Lavorare in condizioni aziendali critiche in un Paese in cui trovare lavoro è davvero difficile, può risultare essere uno scenario quotidiano. Basti pensare alle situazioni in cui oggi riversano gli operai dell’Ilva di Taranto, famosa acciaieria della Puglia ove sistematicamente vi è un incremento delle morti bianche nonostante, vi siano provvedimenti giudiziari legati non solo alla salute dei dipendenti, ma al catastrofico inquinamento ambientale. Altri casi massivi, si riscontrano nelle aziende che esercitano una pressione psicologica diversa, ovvero la cosiddetta  ristrutturazione organizzativa volta ai “tagli o sizing del capitale umano” il cui vantaggio è prettamente economico. Ciò provoca il licenziamento in larga scala de dipendenti. L’espulsione coercitiva dei lavoratori, affrontata con i vari ammortizzatori sociali, allora sembrerebbe essere l’unica via d’uscita nel caos della crisi economica. In verità il processo di Ristrutturazione Organizzativa può essere osservato con una diversa accezione, ossia come quello strumento preventivo ad un possibile fallimento aziendale, al fine di individuare gli elementi critici e patologici in un sistema organizzativo. In quest’ottica oltre a preservare il bilancio economico, quello che si fa è garantire la messa in sicurezza del potenziale umano. L’esclusione al fallimento pertanto, riguardando soprattutto la gestione del potenziale umano, deve essere fronteggiato con strategie correttive a supporto e a vantaggio dei dipendenti.  Questi ultimi a loro volta, essendo gli attori  della crisi economica e della stessa ristrutturazione organizzativa, possono essere investiti da una crisi di ruolo che li destabilizza; portatrice soprattutto di calo della performance, demotivazione, insoddisfazione lavorativa e nei casi più gravi potrebbe far insorgere la sindrome da lavoro stress correlato e depressione. In che modo allora, l’azienda può nuovamente motivare i dipendenti al lavoro e quindi accrescere reazioni positive durate il processo critico di ristrutturazione aziendale?

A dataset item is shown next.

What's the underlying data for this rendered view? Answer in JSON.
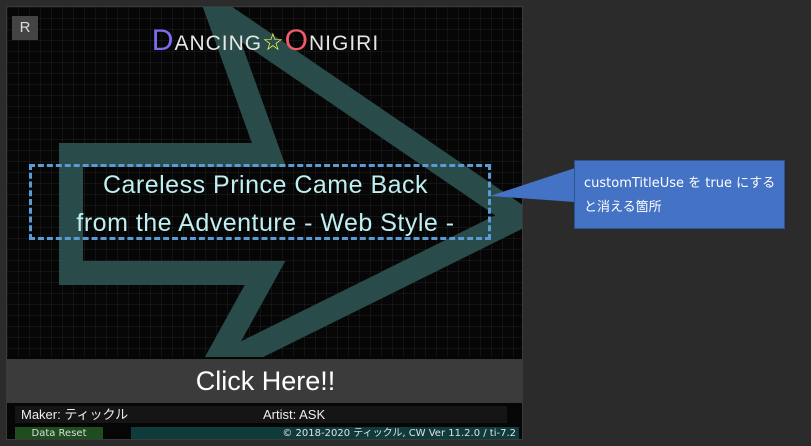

1. Promuovere la semplicità nelle dinamiche relazionali e dei processi attraverso la leadership distribuita. E’ necessario che vi sia un  diretto riferimento e coinvolgimento nei progetti lavorativi dei dipendenti anche dal basso livello gerarchico, in quanto attori attivi dello sviluppo lavorativo. I dipendenti, possono essere coinvolti nella responsabilità di un progetto e nei feedback collegati ad esso. Il concetto rivoluzionario sta nel promuovere in ciascun lavoratore individuato ai vari livelli della scala organizzativa, un leader. Questi deve essere capace di guidare un gruppo con cognizione di causa, al fine di promuovere una nuova conoscenza. Lo scopo è sviluppare progetti coerenti per la cultura aziendale. La leadership distribuita, inoltre è intesa non più come utopia soprattutto nelle grandi aziende, i cui top manager devono potersi confrontare direttamente con coloro i quali elaborano il processo e lo mettono in pratica;

2. La chiarezza come elemento innovatore. Spesso i dipendenti sviluppano processi e obiettivi ostici e poco chiari.Nel processo di rivalutazione e ristrutturazione aziendale è fondamentale che siano snellite tutte le procedure che creano complessità, caos, per  focalizzare l’attenzione sui cardini fondamentali dell’azienda, quali la gestione dei processi e delle risorse.Gli obiettivi e i risultati possono essere raggiunti tagliando la complessità delle operazioni che ruotano intorno ad essi;

3. Incremento della valorizzazione delle risorse. Essere valutati in modo corretto significa ottenere un accrescimento della motivazione professionale e innalzamento della performance. Le risorse intese come apporto di capitale umano e di nuova conoscenza, necessitano di una equa valorizzazione delle competenze. La responsabilità dell’elaborazione e messa a punto di un progetto funzionale per l’azienda, da parte dei dipendenti, permette l’emersione di risorse reputate creativi e singolari. Di qui nasce l’esigenza dell’individuazione dei talenti. L’obiettivo è identifipercare un gruppo di creativi che possano trasferire idee ed intuizioni funzionali, in progetti utilizzabili nel presente e che abbiano soprattutto una prefigurazione e valenza futura;

4. Sostituzione dei rapporti formali con i rapporti informali in azienda. L’informalità dei rapporti consiste nella possibilità da parte del top management di stabilire dei rapporti diretti ed immediati con i dipendenti che lavorano nelle varie scale gerarchiche dell’organigramma organizzativo. In questo modo l’aspetto meritocratico emerge in parte con migliore chiarezza. Ad essere sottoposti a valutazione non sono solo i dipendenti, ma anche i responsabili che necessitano di buoni feedback dallo stesso gruppo di lavoro in cui operano. L’obiettivo è validare una corretta gestione delle dinamiche di gruppo e processi lavorativi;

5. Prefigurazione di carriera. La possibilità di ottenere un percorso di carriera è uno dei cardini essenziali che garantisce l’incremento della motivazione. Sapere di effettuare un lavoro per obiettivi, sviluppare un progetto, assumersi la responsabilità di condividere per ruolo e compiti una leadership è motivante soprattutto se a tutto questo si associa  una crescita professionale quale l’avanzamento di carriera.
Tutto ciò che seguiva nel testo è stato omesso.